Sponsored by the Honors College; Sondheim Public Affairs Scholars Program


Psychology and Policy in Contexts of Scarcity

Eldar Shafir, William Steward Tod Professor of Psychology and Public Affairs, Princeton University

The psychology that emerges when people do not have enough (money, time, etc.) will be considered, along with some of the behaviors — commendable as well as problematic — that emerge as a result. Some implications for policy and for the conduct of everyday life will be considered.

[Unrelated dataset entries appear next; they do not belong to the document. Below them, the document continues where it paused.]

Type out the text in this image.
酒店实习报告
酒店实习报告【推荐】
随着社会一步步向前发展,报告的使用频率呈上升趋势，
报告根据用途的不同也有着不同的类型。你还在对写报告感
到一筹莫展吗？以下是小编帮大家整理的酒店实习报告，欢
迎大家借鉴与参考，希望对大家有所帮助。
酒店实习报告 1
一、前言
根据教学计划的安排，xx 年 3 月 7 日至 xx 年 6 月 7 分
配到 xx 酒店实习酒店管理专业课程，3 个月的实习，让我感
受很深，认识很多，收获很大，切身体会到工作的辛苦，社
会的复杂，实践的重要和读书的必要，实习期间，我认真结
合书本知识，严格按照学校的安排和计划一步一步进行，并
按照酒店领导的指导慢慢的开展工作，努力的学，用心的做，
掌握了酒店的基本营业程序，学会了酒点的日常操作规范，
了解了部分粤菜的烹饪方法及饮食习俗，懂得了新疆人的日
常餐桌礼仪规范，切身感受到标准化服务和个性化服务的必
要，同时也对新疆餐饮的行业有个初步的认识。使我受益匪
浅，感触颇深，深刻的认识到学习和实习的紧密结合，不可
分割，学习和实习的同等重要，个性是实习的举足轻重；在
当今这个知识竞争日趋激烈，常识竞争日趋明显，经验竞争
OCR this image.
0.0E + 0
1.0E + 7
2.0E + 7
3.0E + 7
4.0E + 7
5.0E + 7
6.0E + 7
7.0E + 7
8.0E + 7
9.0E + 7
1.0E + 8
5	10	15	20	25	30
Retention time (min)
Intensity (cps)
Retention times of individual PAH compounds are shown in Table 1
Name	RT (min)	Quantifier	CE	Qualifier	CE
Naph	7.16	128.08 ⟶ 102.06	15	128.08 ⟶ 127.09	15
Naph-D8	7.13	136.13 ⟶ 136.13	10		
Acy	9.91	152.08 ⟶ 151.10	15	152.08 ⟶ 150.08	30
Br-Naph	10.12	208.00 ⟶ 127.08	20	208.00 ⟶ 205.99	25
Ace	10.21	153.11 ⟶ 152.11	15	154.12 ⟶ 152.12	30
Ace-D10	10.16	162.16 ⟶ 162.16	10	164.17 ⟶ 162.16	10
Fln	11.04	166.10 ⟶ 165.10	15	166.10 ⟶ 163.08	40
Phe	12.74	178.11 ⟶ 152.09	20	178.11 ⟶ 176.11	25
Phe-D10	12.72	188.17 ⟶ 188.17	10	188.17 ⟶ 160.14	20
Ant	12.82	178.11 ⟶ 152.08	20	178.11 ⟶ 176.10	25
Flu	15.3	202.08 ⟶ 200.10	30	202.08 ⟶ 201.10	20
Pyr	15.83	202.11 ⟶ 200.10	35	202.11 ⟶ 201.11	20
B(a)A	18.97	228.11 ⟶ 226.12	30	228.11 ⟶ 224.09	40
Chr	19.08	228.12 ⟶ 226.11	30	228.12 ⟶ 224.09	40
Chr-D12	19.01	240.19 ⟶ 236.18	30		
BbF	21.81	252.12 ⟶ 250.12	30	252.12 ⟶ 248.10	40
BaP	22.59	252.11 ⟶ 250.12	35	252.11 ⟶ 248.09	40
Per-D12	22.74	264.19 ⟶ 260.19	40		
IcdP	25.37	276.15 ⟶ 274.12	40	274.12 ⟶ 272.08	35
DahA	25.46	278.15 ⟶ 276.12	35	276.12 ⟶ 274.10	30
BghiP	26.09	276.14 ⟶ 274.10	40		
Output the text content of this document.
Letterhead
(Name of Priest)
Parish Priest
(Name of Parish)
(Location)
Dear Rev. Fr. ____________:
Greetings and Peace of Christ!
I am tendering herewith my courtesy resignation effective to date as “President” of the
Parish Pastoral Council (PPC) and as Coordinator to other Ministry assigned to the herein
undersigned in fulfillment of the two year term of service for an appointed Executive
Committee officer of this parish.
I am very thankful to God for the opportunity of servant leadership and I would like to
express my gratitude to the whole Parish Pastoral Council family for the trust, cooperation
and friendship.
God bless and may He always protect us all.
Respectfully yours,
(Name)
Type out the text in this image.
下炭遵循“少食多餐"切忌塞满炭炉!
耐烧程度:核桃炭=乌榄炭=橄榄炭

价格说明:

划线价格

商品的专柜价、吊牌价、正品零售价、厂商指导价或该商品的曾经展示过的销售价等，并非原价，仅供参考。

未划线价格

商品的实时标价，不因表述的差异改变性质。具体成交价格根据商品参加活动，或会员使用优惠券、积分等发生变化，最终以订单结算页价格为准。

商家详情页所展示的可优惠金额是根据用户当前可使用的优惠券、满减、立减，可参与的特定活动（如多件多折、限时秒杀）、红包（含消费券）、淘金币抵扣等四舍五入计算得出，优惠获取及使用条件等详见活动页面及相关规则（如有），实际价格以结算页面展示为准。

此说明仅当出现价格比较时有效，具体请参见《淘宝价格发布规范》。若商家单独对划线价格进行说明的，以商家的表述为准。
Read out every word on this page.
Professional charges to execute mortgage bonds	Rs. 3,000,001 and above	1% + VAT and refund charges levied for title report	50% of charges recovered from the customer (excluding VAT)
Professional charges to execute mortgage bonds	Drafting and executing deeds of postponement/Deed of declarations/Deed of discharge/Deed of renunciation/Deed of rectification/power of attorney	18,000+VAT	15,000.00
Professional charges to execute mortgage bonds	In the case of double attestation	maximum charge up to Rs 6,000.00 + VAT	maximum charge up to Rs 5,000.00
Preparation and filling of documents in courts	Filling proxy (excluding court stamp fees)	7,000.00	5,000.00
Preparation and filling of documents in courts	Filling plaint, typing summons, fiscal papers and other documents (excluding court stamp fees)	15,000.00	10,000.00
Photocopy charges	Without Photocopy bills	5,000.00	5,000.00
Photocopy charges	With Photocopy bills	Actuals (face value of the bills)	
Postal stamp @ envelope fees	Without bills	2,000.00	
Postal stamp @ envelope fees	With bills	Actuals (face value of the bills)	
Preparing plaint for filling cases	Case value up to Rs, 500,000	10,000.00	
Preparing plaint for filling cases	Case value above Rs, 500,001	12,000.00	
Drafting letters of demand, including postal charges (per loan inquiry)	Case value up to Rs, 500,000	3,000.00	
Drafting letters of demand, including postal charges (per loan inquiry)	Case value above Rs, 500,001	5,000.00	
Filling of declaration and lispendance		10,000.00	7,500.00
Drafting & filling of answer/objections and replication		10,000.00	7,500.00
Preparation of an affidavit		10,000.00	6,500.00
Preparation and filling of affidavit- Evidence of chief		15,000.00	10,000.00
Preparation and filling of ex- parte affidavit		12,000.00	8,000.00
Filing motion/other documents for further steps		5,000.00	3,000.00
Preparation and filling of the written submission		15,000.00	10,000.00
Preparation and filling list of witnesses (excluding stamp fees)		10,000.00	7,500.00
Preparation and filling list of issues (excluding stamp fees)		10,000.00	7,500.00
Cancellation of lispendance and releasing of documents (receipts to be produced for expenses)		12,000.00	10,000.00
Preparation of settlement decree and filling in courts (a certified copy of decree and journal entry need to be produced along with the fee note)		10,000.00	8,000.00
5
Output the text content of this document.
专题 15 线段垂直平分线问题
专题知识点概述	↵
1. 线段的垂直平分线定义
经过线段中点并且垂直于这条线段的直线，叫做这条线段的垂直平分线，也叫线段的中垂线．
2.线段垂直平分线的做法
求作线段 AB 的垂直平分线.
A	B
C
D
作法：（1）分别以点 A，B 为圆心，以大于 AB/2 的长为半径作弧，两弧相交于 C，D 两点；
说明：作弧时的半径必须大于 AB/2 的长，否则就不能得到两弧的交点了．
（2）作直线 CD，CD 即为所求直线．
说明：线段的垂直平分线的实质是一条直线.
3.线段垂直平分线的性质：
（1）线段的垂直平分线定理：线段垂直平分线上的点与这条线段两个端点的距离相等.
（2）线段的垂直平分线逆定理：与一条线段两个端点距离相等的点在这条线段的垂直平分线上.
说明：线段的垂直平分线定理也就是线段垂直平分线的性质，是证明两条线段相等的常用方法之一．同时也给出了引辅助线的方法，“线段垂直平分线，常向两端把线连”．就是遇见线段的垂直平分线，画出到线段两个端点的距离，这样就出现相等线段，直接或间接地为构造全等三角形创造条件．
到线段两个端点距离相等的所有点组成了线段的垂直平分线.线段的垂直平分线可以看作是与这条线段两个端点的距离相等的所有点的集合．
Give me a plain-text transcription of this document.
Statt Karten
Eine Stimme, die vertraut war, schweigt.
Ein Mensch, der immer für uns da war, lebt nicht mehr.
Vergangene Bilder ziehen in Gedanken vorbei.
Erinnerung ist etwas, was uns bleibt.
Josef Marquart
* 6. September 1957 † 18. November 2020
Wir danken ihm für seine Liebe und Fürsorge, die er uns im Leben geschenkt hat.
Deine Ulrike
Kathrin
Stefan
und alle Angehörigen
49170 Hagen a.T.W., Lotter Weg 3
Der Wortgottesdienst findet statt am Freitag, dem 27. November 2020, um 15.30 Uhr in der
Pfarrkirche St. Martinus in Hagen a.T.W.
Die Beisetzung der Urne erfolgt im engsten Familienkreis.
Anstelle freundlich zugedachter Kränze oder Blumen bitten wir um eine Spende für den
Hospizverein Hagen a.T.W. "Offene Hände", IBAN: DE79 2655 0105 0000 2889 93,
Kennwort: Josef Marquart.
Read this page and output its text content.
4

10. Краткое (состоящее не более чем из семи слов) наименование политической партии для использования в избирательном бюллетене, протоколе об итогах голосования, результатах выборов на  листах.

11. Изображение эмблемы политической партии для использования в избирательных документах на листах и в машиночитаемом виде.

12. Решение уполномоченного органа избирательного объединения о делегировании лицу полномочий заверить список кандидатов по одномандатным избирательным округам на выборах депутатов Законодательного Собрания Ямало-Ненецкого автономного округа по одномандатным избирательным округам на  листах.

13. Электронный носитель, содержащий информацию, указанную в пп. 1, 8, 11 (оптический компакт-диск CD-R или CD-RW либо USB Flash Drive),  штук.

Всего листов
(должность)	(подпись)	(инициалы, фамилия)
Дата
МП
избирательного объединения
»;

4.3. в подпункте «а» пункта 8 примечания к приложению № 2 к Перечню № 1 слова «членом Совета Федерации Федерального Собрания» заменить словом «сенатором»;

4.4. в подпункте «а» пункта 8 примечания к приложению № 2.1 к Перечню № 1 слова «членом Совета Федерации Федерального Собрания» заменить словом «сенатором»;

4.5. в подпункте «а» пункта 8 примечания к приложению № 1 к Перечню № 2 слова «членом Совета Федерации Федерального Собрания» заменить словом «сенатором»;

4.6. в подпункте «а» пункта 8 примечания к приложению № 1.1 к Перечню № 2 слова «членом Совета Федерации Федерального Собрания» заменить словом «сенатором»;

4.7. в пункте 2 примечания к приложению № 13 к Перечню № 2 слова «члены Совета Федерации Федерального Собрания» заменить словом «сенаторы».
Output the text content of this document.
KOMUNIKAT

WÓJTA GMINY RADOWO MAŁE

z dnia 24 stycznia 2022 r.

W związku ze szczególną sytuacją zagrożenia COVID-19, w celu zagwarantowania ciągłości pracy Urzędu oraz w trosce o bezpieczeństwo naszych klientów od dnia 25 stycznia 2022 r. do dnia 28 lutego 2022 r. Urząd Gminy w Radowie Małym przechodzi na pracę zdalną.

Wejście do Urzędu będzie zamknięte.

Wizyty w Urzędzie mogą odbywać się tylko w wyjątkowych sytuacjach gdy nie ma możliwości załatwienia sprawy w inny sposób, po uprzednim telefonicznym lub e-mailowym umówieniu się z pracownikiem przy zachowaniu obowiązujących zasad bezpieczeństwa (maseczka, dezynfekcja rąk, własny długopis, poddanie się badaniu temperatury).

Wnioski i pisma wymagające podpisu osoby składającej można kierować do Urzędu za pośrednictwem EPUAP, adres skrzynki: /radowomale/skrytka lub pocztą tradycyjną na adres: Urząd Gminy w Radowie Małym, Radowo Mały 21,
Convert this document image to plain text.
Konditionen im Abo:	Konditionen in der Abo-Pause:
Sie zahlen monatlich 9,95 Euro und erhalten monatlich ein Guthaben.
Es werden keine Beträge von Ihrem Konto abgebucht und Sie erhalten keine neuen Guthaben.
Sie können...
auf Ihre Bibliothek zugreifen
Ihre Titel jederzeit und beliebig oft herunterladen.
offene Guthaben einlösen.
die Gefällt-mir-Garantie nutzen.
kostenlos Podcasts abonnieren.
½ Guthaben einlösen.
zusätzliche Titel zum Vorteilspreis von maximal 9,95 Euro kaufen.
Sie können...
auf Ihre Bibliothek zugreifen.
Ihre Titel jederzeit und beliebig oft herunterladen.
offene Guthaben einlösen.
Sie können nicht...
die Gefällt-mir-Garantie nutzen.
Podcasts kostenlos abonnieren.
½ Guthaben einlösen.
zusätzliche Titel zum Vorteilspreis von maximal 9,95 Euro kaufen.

Sponsored by the Department of Psychology


Natural and Unnatural Disasters

Brett L. Walker, Edwin O. Reischauer Visiting Professor of Japanese Studies, Department of History, and Reischauer Institute of Japanese Studies, Harvard University

3/11, Asbestos, and the Unmaking of Japan’s Modern World

In this lecture, Brett Walker will investigate asbestos in the construction and, more importantly, destruction of Japan’s built environment, with a focus on the impact of the 3/11 disaster and the later clean up.  Dr. Walker’s research is part of a larger Guggenheim-funded project concerned with the unmaking of the modern built world, and what it means for the future of human health.

Sponsored by the Department of Geography and Environmental Systems; Department of History


‘Everybody is So Hysterical and Panic Stricken…’: Grasping Black Power in the 20th Century

Dr. Rhonda Y. Williams is an associate professor and the first black person ever tenured in the History Department at Case Western Reserve University. She is the founder and director of the Social Justice Institute at CWRU, and the founder and director of CWRU’s Postdoctoral Fellowship in African American Studies. In April 2009, she was awarded CWRU’s inaugural Inclusion and Diversity Achievement Award. James Baldwin wrote: “I have never known a Negro all my life who was not obsessed with black power.”  And Rep. Shirley Chisholm (D-NY) stated: “Everybody is so hysterical and panic stricken because of the adjective that precedes the word power — “black.” So, what of this complicated term, “black power”? In her talk, based on her book Concrete Demands, Dr. Rhonda Y. Williams will examine some of the roots, routes, and expressions that have comprised the vigorous search for Black Power in the 20th century — both before and after the familiar popularization of the term in 1966 — and discuss why it’s still relevant today.